Workers Comp and Medical Marijuana
The Maine Supreme Judicial Court has held that an employer cannot be required to reimburse for an injured employee’s use of medical marijuana
Through its enactment of the MMUMA, the Maine Legislature has exempted qualifying patients and other specified individuals from state prosecution that otherwise could arise from the medical use of marijuana. The Legislature, however, does not have the power to change or restrict the application of federal law that positively conflicts with state law. See U.S. Const. art. VI, cl. 2. So long as marijuana remains a Schedule I substance under the CSA, see 21 U.S.C.S. § 812(c)(Sched. I)(c)(10), an employer that is ordered to compensate an employee for medical marijuana costs is thereby required to commit a federal crime defined by the CSA. See 18 U.S.C.S. § 2(a); 21 U.S.C.S. § 844(a). This creates a positive conflict between the CSA and this application the MMUMA. See 21 U.S.C.S. § 903. As invoked against Twin Rivers, the MMUMA requires what federal law forbids, and the authority ostensibly provided by the Maine law is “without effect.” Mut. Pharm. Co., Inc. v. Bartlett, 570 U.S. 472, 486-87 (2013) (quotation marks omitted); Robards, 677 A.2d at 543 (quotation marks omitted).

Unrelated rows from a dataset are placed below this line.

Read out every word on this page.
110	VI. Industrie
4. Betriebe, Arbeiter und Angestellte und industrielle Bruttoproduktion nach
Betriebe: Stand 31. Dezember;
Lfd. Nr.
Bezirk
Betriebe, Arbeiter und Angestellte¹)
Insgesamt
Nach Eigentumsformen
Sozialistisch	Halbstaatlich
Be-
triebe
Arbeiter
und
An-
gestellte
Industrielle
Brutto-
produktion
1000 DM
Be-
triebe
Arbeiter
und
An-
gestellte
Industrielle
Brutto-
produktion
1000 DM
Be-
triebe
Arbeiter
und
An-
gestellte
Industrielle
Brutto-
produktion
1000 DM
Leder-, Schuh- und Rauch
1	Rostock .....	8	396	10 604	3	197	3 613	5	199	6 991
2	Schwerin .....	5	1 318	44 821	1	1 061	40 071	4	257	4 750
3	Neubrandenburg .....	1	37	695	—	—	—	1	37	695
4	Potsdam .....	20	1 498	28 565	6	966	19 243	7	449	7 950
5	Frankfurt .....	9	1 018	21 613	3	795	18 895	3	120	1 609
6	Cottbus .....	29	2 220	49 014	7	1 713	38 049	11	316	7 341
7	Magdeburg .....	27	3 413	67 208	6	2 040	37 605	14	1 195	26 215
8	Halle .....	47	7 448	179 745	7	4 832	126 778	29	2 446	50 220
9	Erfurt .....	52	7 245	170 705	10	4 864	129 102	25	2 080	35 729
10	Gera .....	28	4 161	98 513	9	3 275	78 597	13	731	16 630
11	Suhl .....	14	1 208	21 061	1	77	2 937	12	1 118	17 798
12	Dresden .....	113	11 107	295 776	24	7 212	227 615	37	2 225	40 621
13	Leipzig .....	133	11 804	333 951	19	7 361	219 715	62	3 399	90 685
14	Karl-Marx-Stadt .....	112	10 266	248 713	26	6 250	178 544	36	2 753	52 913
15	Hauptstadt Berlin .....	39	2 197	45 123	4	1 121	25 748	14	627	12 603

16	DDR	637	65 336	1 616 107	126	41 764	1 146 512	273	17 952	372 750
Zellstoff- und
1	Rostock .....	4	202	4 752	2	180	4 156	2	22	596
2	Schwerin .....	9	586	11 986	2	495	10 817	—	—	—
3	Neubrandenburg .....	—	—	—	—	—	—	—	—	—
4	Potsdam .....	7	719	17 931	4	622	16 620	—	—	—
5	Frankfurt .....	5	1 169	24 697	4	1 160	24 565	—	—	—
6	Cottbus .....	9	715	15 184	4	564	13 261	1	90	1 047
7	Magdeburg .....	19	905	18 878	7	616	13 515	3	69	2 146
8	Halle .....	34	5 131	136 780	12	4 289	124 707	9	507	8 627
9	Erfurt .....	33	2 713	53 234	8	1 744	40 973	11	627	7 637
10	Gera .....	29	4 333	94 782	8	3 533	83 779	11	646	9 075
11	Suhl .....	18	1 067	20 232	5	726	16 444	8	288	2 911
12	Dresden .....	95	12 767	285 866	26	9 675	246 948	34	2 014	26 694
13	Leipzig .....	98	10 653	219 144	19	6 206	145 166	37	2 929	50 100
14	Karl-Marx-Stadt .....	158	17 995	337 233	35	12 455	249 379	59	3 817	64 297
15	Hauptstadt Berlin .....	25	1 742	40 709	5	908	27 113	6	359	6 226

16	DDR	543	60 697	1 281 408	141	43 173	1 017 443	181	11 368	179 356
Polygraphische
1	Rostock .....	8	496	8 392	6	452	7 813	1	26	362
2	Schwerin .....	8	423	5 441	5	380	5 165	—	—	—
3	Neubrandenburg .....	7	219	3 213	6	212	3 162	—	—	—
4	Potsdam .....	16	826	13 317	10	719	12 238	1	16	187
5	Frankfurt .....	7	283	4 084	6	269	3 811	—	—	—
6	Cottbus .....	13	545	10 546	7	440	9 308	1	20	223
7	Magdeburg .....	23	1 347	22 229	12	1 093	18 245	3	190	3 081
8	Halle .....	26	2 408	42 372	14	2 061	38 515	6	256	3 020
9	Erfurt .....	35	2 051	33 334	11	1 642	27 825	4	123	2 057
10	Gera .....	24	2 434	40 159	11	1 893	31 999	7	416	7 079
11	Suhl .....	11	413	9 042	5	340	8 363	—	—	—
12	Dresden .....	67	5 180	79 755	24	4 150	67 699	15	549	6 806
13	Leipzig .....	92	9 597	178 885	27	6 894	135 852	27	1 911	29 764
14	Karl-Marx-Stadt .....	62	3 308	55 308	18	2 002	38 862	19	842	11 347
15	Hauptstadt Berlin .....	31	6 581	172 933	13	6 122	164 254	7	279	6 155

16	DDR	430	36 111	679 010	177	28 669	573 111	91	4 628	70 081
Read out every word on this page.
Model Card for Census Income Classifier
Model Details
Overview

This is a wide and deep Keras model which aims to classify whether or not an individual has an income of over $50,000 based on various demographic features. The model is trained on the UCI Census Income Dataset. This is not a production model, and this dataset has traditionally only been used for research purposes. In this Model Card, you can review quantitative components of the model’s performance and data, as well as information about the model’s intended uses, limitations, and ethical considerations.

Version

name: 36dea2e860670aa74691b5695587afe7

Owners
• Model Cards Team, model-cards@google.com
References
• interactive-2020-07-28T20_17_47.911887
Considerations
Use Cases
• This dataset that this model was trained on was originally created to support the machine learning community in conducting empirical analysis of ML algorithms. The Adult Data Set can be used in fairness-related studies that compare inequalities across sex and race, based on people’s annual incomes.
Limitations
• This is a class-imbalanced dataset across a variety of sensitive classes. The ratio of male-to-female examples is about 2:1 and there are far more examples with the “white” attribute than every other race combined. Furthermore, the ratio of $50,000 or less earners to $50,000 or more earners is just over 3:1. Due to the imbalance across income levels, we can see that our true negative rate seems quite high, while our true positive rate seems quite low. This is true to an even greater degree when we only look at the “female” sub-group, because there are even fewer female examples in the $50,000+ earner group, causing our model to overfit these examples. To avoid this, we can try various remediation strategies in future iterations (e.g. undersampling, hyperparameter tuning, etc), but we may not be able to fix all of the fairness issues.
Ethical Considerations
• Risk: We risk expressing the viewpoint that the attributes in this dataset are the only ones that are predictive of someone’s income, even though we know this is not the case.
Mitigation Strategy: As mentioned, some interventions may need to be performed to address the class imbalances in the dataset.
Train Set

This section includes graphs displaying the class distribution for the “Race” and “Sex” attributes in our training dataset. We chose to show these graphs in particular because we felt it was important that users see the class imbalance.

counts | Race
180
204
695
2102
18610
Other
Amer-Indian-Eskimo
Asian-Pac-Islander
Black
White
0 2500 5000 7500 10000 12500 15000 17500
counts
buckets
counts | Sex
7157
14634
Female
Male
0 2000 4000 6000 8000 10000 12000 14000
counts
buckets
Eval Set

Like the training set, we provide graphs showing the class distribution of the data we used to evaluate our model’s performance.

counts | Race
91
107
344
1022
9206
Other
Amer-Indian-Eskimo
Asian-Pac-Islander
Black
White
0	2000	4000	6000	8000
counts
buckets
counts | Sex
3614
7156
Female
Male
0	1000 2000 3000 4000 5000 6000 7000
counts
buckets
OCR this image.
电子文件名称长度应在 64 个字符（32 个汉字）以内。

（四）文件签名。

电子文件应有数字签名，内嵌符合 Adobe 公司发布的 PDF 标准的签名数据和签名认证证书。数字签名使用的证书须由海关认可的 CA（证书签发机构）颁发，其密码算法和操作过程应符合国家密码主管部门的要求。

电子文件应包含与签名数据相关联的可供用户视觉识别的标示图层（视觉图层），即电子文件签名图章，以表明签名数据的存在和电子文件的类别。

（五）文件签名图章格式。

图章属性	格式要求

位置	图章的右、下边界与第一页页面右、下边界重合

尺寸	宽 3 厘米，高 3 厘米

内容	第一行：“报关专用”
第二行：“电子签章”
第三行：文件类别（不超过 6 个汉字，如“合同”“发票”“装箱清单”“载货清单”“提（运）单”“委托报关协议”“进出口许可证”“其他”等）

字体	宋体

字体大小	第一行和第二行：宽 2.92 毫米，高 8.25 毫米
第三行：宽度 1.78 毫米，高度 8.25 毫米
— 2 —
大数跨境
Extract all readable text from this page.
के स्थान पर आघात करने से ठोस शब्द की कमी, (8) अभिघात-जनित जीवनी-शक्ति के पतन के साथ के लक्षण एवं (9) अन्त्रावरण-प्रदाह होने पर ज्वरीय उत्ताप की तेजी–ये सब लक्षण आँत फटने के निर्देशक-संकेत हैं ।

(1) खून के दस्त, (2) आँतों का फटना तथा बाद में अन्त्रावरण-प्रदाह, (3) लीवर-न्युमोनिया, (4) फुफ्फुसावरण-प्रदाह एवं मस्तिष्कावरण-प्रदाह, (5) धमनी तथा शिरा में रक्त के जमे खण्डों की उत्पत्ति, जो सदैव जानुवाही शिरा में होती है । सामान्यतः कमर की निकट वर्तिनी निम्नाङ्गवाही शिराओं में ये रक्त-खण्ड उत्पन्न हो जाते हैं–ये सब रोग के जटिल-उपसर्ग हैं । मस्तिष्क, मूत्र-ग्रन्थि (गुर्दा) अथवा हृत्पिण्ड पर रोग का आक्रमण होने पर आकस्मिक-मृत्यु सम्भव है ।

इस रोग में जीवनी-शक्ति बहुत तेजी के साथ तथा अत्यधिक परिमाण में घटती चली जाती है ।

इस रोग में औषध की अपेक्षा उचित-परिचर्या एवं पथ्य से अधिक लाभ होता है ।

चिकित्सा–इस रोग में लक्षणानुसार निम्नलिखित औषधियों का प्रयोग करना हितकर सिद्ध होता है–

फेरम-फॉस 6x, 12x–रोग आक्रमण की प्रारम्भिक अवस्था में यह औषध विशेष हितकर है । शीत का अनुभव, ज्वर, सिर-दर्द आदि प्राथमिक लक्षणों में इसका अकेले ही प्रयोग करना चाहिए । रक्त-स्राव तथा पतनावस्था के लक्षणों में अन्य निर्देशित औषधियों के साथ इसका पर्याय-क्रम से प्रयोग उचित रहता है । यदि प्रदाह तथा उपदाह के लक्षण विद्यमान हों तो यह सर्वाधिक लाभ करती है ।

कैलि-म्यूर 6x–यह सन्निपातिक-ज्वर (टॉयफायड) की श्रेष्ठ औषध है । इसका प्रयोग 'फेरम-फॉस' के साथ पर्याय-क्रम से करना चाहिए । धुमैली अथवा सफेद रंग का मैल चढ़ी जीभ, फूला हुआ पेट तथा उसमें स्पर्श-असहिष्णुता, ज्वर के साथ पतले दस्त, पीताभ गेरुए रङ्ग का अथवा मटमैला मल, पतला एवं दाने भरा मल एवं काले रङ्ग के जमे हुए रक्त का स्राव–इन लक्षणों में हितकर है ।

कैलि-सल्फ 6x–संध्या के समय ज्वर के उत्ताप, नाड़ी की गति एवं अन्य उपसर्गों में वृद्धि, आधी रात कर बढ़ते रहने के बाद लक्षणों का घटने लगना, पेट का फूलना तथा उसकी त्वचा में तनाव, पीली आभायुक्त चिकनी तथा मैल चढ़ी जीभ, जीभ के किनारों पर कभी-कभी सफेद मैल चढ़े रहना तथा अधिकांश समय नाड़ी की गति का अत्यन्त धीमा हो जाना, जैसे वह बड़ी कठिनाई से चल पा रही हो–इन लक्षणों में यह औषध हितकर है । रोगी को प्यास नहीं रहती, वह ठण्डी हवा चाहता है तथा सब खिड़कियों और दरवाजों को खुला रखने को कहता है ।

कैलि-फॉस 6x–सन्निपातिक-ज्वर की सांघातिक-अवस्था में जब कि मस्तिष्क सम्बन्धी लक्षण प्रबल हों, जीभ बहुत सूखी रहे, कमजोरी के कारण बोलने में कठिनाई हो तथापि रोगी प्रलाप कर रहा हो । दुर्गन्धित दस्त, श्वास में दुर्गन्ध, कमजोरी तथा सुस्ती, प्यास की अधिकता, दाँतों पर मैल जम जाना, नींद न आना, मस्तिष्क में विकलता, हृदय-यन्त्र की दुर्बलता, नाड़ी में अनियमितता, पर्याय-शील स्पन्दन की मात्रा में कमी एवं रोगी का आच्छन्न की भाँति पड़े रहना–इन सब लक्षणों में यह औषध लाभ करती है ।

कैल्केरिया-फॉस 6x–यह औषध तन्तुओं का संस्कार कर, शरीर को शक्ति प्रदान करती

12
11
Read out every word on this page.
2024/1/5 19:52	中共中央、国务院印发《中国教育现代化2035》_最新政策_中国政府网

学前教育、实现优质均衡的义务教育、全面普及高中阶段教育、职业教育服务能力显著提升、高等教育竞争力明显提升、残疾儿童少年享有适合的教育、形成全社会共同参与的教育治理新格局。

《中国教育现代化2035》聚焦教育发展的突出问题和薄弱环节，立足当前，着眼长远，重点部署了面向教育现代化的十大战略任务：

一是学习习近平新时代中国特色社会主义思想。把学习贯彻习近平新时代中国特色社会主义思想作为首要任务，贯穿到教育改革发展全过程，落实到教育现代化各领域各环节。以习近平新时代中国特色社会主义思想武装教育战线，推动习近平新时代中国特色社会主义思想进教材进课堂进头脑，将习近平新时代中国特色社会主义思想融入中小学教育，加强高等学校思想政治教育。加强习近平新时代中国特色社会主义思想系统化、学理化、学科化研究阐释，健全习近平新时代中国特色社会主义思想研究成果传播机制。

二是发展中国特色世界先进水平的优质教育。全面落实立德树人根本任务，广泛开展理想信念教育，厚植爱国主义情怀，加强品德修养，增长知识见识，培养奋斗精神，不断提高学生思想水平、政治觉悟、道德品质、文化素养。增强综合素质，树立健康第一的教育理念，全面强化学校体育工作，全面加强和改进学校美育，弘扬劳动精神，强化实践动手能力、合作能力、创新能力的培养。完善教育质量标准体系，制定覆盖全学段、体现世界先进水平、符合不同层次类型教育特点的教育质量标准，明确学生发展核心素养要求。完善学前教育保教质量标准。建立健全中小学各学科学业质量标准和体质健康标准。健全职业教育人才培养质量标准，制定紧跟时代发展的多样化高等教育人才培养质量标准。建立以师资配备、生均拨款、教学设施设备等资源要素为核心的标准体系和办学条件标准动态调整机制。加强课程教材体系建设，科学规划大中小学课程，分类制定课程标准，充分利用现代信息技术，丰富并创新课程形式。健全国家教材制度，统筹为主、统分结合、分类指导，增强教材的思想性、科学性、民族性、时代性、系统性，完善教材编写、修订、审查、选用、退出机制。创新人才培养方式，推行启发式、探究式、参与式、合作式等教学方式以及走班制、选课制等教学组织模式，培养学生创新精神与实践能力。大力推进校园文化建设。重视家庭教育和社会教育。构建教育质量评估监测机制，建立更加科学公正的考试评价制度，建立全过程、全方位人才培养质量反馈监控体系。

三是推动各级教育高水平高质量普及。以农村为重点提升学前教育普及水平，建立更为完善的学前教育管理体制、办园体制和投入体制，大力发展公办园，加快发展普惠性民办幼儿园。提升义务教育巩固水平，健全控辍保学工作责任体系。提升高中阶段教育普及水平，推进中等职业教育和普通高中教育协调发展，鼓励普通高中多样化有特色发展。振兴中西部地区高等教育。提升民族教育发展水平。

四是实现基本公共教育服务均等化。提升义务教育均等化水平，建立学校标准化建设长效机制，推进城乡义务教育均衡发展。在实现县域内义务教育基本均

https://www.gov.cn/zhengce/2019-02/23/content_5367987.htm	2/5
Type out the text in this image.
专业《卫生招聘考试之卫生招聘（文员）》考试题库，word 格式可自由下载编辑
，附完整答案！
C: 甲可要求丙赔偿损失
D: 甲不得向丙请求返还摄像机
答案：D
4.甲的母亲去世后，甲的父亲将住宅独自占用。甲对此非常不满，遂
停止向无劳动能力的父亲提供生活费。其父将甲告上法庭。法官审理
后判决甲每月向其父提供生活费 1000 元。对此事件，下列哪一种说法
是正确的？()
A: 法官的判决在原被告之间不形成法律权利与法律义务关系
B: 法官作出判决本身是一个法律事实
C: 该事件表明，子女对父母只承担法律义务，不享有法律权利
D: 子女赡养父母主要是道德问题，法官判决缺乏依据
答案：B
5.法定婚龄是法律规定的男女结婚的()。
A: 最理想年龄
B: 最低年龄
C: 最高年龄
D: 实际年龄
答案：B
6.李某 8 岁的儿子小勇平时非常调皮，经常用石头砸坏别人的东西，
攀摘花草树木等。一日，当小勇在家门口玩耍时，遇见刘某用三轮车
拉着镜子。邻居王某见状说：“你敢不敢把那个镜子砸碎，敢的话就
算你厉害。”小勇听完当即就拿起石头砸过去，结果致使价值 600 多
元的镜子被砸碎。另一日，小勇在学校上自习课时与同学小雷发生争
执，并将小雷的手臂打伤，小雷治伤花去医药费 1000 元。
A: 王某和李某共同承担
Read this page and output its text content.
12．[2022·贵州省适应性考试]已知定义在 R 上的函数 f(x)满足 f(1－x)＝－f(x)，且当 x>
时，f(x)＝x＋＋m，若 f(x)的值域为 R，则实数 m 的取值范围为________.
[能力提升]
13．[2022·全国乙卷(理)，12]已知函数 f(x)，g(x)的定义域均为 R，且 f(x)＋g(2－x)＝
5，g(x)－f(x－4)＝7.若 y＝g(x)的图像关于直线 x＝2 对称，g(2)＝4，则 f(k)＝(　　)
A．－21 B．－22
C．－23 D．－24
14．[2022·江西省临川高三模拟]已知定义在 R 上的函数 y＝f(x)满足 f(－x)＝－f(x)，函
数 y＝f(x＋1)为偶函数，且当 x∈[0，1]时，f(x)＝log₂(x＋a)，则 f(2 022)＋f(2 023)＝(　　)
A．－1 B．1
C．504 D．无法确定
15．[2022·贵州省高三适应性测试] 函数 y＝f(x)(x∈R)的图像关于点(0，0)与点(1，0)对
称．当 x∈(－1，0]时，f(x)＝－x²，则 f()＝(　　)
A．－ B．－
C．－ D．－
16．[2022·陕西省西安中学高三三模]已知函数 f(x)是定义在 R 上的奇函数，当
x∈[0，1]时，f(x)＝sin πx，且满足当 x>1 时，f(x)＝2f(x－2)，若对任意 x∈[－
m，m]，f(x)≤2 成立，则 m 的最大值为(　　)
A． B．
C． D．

Because the CSA preempts the MMUMA when the MMUMA is used as the basis for requiring an employer to reimburse an employee for the cost of medical marijuana, the order based on the MMUMA must yield. We therefore vacate the decision of the Appellate Division.
Dissent from Justice Jabar
Here, there is no positive conflict between the CSA and the MMUMA because there is no state law that requires the employer—or any person or entity—to possess, manufacture, or distribute marijuana. In other words, compliance with both the federal law and the Workers’ Compensation Board (WCB) order is possible: reimbursement does not require the employer to physically manufacture, distribute, dispense, or possess marijuana, and, as a result, no physical impossibility exists between the federal law and the WCB order in this case.
Justice Alexander
I am pleased to join Justice Jabar’s thoroughly researched and carefully written dissenting opinion. I write separately because in the extensive discussion of the law of preemption, we must not lose sight of the injured worker whom this opinion is really about.
Gaetan Bourgoin has endured chronic, disabling pain from a workplace injury he sustained three decades ago. The result of the Court’s opinion today is to deprive Bourgoin of reimbursement for medication that has finally given him relief from his chronic pain, and to perhaps force him to return to the use of opioids and other drugs that failed to relieve his pain and may have placed Bourgoin’s life at risk.